Sometimes I just sit here at my desk and chortle because
but
and
butt
sound the same. The other day I was just snickering about it in bed, and Mom got all wide-eyed because I started coughing and she thought maybe I was hysterical again, but—
butt!
—sometimes I need something to laugh at.

Oh! I looked up “
Jugendlichen
.” So that's German for “teenagers,” huh? Well, say what you want. I would
kill
(not actually, because I'm not a psychopath) to know more idiotic teenagers. I want to be one of them!

And Auburn-Stache says you're sixteen. You've got two years on me! I'm not your age, so you can't despise me yet.

Despite your depressing response to my awesome I-Died-Once teaser, I'll attach Part One of my autobiography. This way Mom can keep believing that writing to you is helping me focus, helping me get better, and stopping me from standing in the driveway all day.

Here goes:

The Linear Autobiography of
Oliver Paulot, the Powerless Boy
PART ONE: SCREAMING

When I was born, I was born screaming. It was the same for almost everyone I've ever heard of; if you weren't born screaming, then you were probably born with too much optimism.

But my scream made even the most jaded night nurses in the natal center cover their ears. The old doctor at the bedside nearly dropped me. Auburn-Stache told me that old doctor probably wanted to holler at me to “put a sock in it,” but that's usually frowned upon. Besides, I bet the socks of a full-time doctor are even less sanitary
than the socks of teenage boys, if Auburn-Stache's grubby feet are anything to go by.

Mom was quiet. She claims that I was making enough commotion for both of us.

The old doctor pulled a penlight from his lab coat and aimed it down my throat. The beam shot past my empty gums and into the center of me, and finally I stopped screaming.

The room exhaled….

And I had my first seizure.

Last time I asked Mom about it, it was a snowy afternoon and we were both biding time by firelight in the living room.

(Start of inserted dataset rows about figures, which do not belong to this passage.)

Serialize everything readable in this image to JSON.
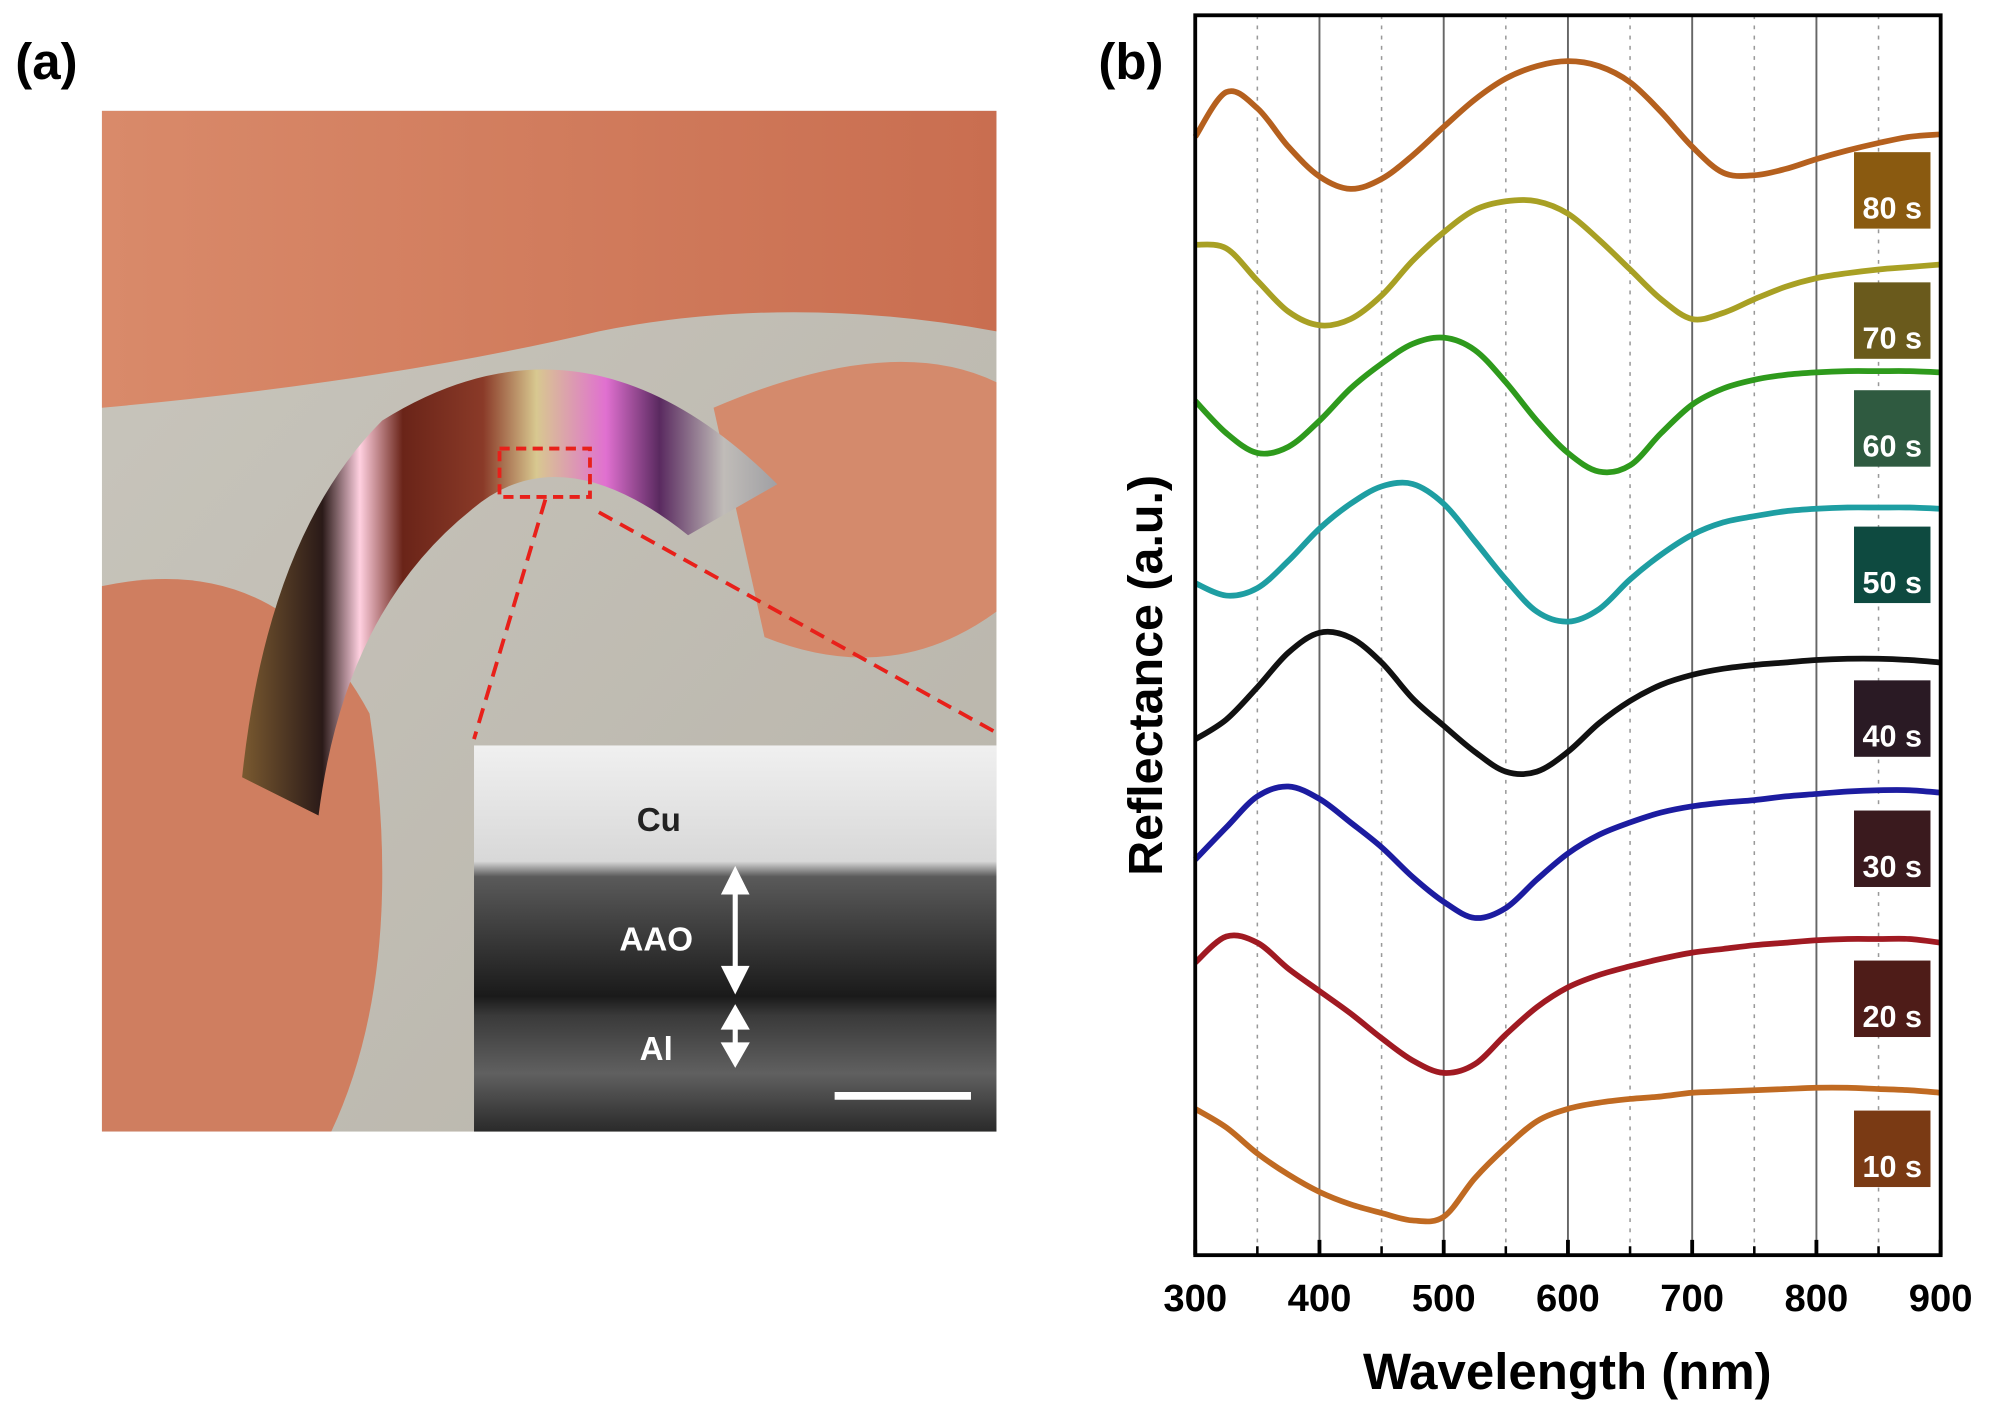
{
  "panel_a": {
    "label": "(a)",
    "layers": [
      "Cu",
      "AAO",
      "Al"
    ]
  },
  "chart_data": {
    "type": "line",
    "panel_label": "(b)",
    "x_label": "Wavelength (nm)",
    "y_label": "Reflectance (a.u.)",
    "xlim": [
      300,
      900
    ],
    "xticks": [
      300,
      400,
      500,
      600,
      700,
      800,
      900
    ],
    "xminorticks": [
      350,
      450,
      550,
      650,
      750,
      850
    ],
    "ylim": [
      0,
      100
    ],
    "grid": true,
    "x": [
      300,
      325,
      350,
      375,
      400,
      425,
      450,
      475,
      500,
      525,
      550,
      575,
      600,
      625,
      650,
      675,
      700,
      725,
      750,
      775,
      800,
      825,
      850,
      875,
      900
    ],
    "series": [
      {
        "name": "80 s",
        "color": "#b5601e",
        "swatch": "#8a5a10",
        "values": [
          90.2,
          93.8,
          92.5,
          89.4,
          87.0,
          86.0,
          86.8,
          88.7,
          91.0,
          93.2,
          94.9,
          95.9,
          96.3,
          95.9,
          94.6,
          92.2,
          89.4,
          87.3,
          87.1,
          87.6,
          88.4,
          89.1,
          89.7,
          90.2,
          90.4
        ]
      },
      {
        "name": "70 s",
        "color": "#a8a024",
        "swatch": "#6a5a1c",
        "values": [
          81.5,
          81.2,
          78.6,
          76.1,
          75.0,
          75.5,
          77.4,
          80.2,
          82.5,
          84.3,
          85.0,
          85.0,
          84.0,
          81.9,
          79.5,
          77.1,
          75.5,
          76.0,
          77.1,
          78.1,
          78.8,
          79.2,
          79.5,
          79.7,
          79.9
        ]
      },
      {
        "name": "60 s",
        "color": "#2e9a1c",
        "swatch": "#2f5a40",
        "values": [
          68.9,
          66.3,
          64.7,
          65.2,
          67.3,
          69.9,
          71.9,
          73.5,
          74.0,
          73.0,
          70.4,
          67.3,
          64.7,
          63.2,
          63.7,
          66.3,
          68.6,
          69.9,
          70.6,
          71.0,
          71.2,
          71.3,
          71.3,
          71.3,
          71.2
        ]
      },
      {
        "name": "50 s",
        "color": "#1e9ea2",
        "swatch": "#0e4a40",
        "values": [
          54.2,
          53.2,
          53.8,
          56.0,
          58.6,
          60.6,
          62.0,
          62.2,
          60.6,
          57.6,
          54.5,
          51.9,
          51.1,
          52.1,
          54.5,
          56.5,
          58.1,
          59.1,
          59.6,
          60.0,
          60.2,
          60.3,
          60.3,
          60.3,
          60.2
        ]
      },
      {
        "name": "40 s",
        "color": "#111111",
        "swatch": "#2a1a24",
        "values": [
          41.6,
          43.2,
          45.8,
          48.6,
          50.2,
          49.8,
          47.8,
          44.9,
          42.7,
          40.6,
          39.0,
          39.0,
          40.6,
          42.9,
          44.7,
          46.0,
          46.8,
          47.3,
          47.6,
          47.8,
          48.0,
          48.1,
          48.1,
          48.0,
          47.8
        ]
      },
      {
        "name": "30 s",
        "color": "#1c1ca0",
        "swatch": "#3a1a1e",
        "values": [
          31.9,
          34.5,
          37.0,
          37.8,
          36.8,
          34.9,
          32.9,
          30.5,
          28.5,
          27.2,
          28.0,
          30.3,
          32.4,
          33.9,
          34.9,
          35.7,
          36.2,
          36.5,
          36.7,
          37.0,
          37.2,
          37.4,
          37.5,
          37.5,
          37.3
        ]
      },
      {
        "name": "20 s",
        "color": "#a01a22",
        "swatch": "#4e1c18",
        "values": [
          23.6,
          25.7,
          25.2,
          23.1,
          21.3,
          19.5,
          17.5,
          15.7,
          14.7,
          15.4,
          17.8,
          20.0,
          21.6,
          22.6,
          23.3,
          23.9,
          24.4,
          24.7,
          25.0,
          25.2,
          25.4,
          25.5,
          25.5,
          25.5,
          25.2
        ]
      },
      {
        "name": "10 s",
        "color": "#c06a22",
        "swatch": "#7a3a14",
        "values": [
          11.8,
          10.3,
          8.2,
          6.5,
          5.1,
          4.1,
          3.4,
          2.8,
          3.1,
          6.2,
          8.7,
          10.8,
          11.8,
          12.3,
          12.6,
          12.8,
          13.1,
          13.2,
          13.3,
          13.4,
          13.5,
          13.5,
          13.4,
          13.3,
          13.1
        ]
      }
    ]
  }
}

“The day I was born—what was it like?” I tucked my calligraphy brush behind my ear.

She put down the heavy tapestry she was cross-stitching, letting it drape across her legs. To me it looked like the most violent quilt known to man. Mom is always making things; she gets as bored as I do. This was her seventh tapestry or something, and it depicted a pretty gory stag-hunting scene. She jabbed her needle into the arm of the couch. It was still trailing the red thread she was using to sew the eviscerated innards of the unfortunate stag.

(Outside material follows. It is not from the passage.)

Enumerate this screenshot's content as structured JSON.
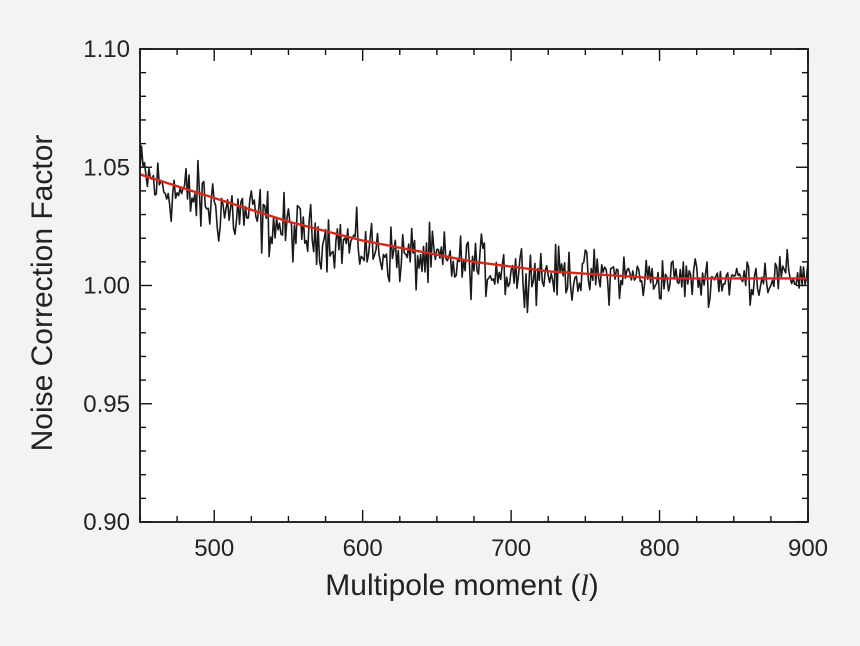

“You've read about childbirth.
Tch
.”

Sometimes Mom makes a slight clucking sound near the front of her teeth. It's her type of sniggering. I used to wonder if it was something everyone did. Now I know it's a family habit.

“I was a
huge
pain in the vagina, I bet.”

“Ollie.” In the half-light, the lines of her face seemed deeper.

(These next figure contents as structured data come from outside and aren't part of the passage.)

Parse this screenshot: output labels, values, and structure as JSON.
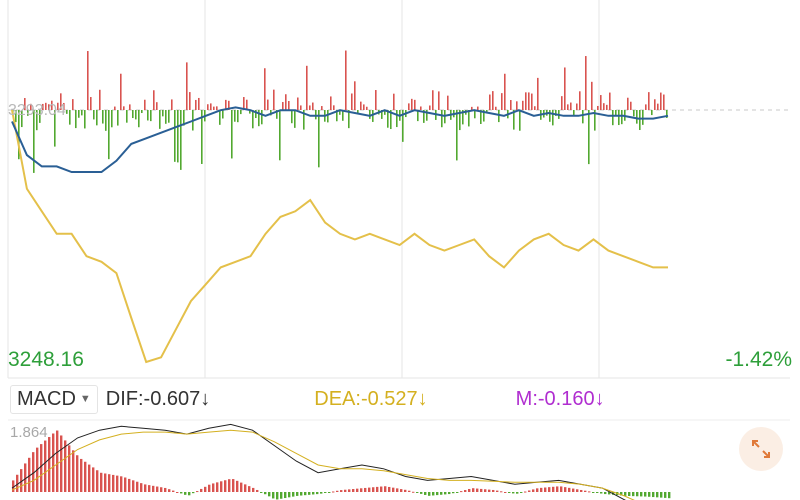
{
  "labels": {
    "price_top": "3293.04",
    "price_low": "3248.16",
    "pct_change": "-1.42%",
    "macd_max": "1.864"
  },
  "macd_bar": {
    "selector": "MACD",
    "dif": "DIF:-0.607",
    "dea": "DEA:-0.527",
    "m": "M:-0.160",
    "down_arrow": "↓"
  },
  "icons": {
    "expand": "expand-arrows-icon",
    "dropdown": "triangle-down-icon"
  },
  "colors": {
    "up": "#d9534f",
    "down": "#52a830",
    "index_line": "#e4c04a",
    "strength_line": "#2a5f95",
    "dif": "#222222",
    "dea": "#d4b020",
    "m": "#b02ed0",
    "grid": "#e6e6e6"
  },
  "chart_data": {
    "type": "line",
    "intraday": {
      "yrange": [
        3248.16,
        3293.04
      ],
      "ref_price": 3293.04,
      "index_price": [
        3293.04,
        3279,
        3275,
        3271,
        3271,
        3267,
        3266,
        3264,
        3256,
        3248.16,
        3249,
        3254,
        3259,
        3262,
        3265,
        3266,
        3267,
        3271,
        3274,
        3275,
        3277,
        3273,
        3271,
        3270,
        3271,
        3270,
        3269,
        3271,
        3269,
        3268,
        3269,
        3270,
        3267,
        3265,
        3268,
        3270,
        3271,
        3269,
        3268,
        3270,
        3268,
        3267,
        3266,
        3265,
        3265
      ],
      "strength_line": [
        3291,
        3285,
        3283,
        3283,
        3282,
        3282,
        3282,
        3284,
        3287,
        3288,
        3289,
        3290,
        3291,
        3292,
        3293,
        3293.5,
        3293,
        3292,
        3293,
        3293,
        3292,
        3292,
        3293,
        3292.5,
        3292,
        3293,
        3292,
        3293,
        3292.5,
        3292,
        3292.5,
        3293,
        3292.5,
        3292,
        3293,
        3292,
        3292.5,
        3292,
        3292,
        3292.5,
        3292,
        3292,
        3291.5,
        3291.5,
        3292
      ]
    },
    "macd": {
      "ymax": 1.864,
      "dif": [
        0.1,
        0.5,
        1.0,
        1.4,
        1.6,
        1.7,
        1.65,
        1.6,
        1.5,
        1.65,
        1.75,
        1.6,
        1.2,
        0.8,
        0.5,
        0.6,
        0.7,
        0.6,
        0.4,
        0.3,
        0.35,
        0.4,
        0.3,
        0.2,
        0.25,
        0.3,
        0.2,
        0.1,
        -0.2,
        -0.5,
        -0.607
      ],
      "dea": [
        0.05,
        0.3,
        0.7,
        1.1,
        1.35,
        1.5,
        1.55,
        1.55,
        1.5,
        1.55,
        1.6,
        1.55,
        1.3,
        1.0,
        0.7,
        0.6,
        0.6,
        0.55,
        0.45,
        0.35,
        0.3,
        0.3,
        0.28,
        0.25,
        0.25,
        0.25,
        0.2,
        0.1,
        -0.1,
        -0.35,
        -0.527
      ],
      "m": [
        0.3,
        1.1,
        1.6,
        0.9,
        0.5,
        0.4,
        0.2,
        0.1,
        -0.1,
        0.2,
        0.35,
        0.1,
        -0.2,
        -0.1,
        -0.05,
        0.05,
        0.1,
        0.15,
        0.05,
        -0.1,
        -0.05,
        0.1,
        0.05,
        -0.05,
        0.1,
        0.15,
        0.05,
        -0.05,
        -0.1,
        -0.12,
        -0.16
      ]
    }
  }
}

“It's a medical term, Mom.” I rolled my eyes. “What else do you want me to call it?”

“Most people wouldn't call it anything. Most people have
tact
.”

I held my arms wide apart to illustrate the vast nothingness outside our cabin. “Wherefore, Mother?
Wherefore?

“Yes. Fine. You were a
huge
pain. Like I was splitting in two.”

“Nuclear fission!”

“I don't know about that. But putting you on this earth was the most painful thing I have ever done. Since you asked.”

“Sorry.”


Tch
. I don't think what I felt compared in any way to what you felt during that first seizure.” She grimaced. “Your face was so red. It looked as though you might burst.”